This tool is designed to help domain experts find bugs in an RL agent, where the domain is a custom StarCraft 2 (SC2) game. The agent uses multiple neural networks to achieve different predictive capabilities. The tool exploits information persisted by the agent to help find issues with two of the learned models. The agent has to learn to operate in a huge action space, where there are a number of strategic concerns. Two use cases are covered in the demo video:
- finding the bad decision that caused the loss of a game, and
- finding reasoning bugs by leveraging game-wide summaries of certain information.
This demo video demonstrates that adding an After Action Review workflow can improve the usefulness of an analytics tool designed to help find bugs in a complex reinforcement learning agent’s reasoning.

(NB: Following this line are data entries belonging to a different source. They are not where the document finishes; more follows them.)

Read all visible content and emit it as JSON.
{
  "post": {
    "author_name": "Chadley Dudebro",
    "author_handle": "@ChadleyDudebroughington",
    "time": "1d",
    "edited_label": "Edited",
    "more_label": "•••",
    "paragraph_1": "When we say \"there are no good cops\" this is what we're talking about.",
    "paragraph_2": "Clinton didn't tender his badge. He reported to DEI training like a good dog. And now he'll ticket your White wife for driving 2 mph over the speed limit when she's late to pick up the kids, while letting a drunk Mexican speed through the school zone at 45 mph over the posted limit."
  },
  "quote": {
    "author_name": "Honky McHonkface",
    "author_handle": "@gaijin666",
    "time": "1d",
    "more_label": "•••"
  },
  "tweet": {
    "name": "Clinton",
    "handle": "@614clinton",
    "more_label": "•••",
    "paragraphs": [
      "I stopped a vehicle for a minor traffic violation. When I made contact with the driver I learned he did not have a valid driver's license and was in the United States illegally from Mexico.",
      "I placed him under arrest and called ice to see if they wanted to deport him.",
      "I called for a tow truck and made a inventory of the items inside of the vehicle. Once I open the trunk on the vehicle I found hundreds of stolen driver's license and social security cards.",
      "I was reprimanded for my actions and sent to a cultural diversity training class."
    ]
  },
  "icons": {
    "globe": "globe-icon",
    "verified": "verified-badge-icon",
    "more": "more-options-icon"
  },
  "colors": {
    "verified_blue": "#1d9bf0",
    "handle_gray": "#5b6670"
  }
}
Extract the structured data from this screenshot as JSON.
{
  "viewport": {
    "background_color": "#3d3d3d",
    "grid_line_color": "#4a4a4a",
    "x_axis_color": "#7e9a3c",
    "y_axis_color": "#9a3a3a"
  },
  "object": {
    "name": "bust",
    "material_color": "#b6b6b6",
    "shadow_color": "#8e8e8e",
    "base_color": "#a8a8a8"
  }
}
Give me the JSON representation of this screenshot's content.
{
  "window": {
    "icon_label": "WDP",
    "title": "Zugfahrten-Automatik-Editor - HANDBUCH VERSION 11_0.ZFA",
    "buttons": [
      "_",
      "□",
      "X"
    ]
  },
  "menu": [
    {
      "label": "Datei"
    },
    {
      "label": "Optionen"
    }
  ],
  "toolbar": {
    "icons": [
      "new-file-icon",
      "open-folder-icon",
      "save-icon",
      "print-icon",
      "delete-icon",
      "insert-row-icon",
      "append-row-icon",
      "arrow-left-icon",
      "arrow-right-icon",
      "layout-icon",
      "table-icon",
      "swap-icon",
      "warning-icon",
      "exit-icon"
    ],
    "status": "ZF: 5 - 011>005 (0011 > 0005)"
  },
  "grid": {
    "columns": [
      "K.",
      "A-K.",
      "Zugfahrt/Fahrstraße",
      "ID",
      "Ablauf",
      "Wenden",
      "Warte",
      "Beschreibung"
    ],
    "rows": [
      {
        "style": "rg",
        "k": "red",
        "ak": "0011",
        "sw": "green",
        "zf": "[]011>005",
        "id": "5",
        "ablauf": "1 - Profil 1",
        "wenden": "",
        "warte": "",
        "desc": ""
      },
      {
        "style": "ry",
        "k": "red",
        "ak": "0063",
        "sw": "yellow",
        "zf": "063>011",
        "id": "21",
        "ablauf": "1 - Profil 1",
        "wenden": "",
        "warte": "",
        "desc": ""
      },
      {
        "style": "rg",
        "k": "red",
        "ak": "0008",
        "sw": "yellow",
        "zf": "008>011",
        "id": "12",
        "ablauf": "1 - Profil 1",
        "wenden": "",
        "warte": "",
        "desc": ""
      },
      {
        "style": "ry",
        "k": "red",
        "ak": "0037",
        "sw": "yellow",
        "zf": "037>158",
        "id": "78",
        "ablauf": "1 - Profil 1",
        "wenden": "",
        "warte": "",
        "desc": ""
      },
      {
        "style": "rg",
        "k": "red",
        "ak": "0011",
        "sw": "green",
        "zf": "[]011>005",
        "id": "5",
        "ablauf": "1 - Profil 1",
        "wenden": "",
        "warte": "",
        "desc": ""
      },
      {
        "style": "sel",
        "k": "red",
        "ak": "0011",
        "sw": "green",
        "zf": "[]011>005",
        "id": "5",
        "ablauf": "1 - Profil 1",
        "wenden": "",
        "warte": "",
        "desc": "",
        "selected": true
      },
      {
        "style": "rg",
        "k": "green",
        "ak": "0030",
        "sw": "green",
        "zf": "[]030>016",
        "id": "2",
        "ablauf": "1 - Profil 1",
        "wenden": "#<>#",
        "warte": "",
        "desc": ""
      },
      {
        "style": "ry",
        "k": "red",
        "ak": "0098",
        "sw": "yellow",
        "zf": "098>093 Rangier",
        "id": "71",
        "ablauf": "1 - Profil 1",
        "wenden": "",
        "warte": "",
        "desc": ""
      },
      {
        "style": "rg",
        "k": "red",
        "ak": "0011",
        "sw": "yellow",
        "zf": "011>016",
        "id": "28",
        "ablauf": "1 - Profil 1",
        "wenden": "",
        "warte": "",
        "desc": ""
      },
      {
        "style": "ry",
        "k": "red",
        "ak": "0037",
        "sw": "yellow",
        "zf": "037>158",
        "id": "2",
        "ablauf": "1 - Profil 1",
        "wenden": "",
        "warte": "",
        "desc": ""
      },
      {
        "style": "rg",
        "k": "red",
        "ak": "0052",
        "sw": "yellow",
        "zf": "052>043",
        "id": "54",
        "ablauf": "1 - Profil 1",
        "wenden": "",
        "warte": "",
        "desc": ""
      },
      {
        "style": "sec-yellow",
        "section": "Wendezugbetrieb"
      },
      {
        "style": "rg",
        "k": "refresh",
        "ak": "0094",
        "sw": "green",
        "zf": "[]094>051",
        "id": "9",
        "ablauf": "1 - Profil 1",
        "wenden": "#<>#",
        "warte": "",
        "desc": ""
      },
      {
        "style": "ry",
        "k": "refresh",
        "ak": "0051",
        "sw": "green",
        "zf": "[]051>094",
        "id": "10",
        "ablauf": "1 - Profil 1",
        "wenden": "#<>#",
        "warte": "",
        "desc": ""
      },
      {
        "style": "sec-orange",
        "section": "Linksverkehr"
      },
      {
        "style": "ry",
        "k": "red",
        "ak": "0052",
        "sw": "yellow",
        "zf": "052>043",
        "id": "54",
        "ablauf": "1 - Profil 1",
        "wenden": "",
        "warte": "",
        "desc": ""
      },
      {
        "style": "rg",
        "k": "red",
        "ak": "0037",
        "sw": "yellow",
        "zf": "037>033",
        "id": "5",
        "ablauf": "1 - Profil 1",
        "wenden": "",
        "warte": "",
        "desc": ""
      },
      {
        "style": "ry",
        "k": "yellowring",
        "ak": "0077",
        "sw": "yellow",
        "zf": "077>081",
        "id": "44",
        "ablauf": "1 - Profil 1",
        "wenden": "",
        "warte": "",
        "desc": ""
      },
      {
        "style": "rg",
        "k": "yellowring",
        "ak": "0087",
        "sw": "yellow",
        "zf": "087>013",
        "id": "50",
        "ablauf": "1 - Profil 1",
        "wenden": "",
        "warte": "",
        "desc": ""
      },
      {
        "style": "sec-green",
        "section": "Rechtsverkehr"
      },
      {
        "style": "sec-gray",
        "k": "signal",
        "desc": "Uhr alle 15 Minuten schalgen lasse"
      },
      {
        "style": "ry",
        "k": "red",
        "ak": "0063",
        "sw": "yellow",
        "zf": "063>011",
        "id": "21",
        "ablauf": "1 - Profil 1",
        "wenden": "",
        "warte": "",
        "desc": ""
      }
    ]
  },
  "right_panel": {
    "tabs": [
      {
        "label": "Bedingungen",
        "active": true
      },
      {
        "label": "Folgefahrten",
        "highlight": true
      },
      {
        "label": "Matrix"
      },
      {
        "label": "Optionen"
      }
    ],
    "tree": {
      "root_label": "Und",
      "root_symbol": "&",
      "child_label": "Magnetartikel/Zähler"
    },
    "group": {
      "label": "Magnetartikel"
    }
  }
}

Though built around a particular domain, the AARfAI benefits are believed to be domain-independent.
The state transistion model predicts game state at the next decision point, given the current game state, a friendly action, and an enemy action. The state information includes which unit-generating buildings are possessed by the friendly and enemy agent, how many income-generating units are possessed by each agent, and what units are on the field in either battlezone lane, binned into four grid-squares per lane. The action information includes which unit-generating buildings are purchased at each decision point (decision points every 30 seconds). Game action is otherwise controlled by the default SC2 engine.
The leaf evaluation model predicts the likelihood of an eventual win given a particular game state. Inputs are the state information as described above.
The agent was trained by playing against another AI agent until it would usually win. Then it would train against a copy of itself until it would usually win. This process was iterated a number of times.
This analytics UI was developed to work specifically with the custom SC2 Tug-of-war game.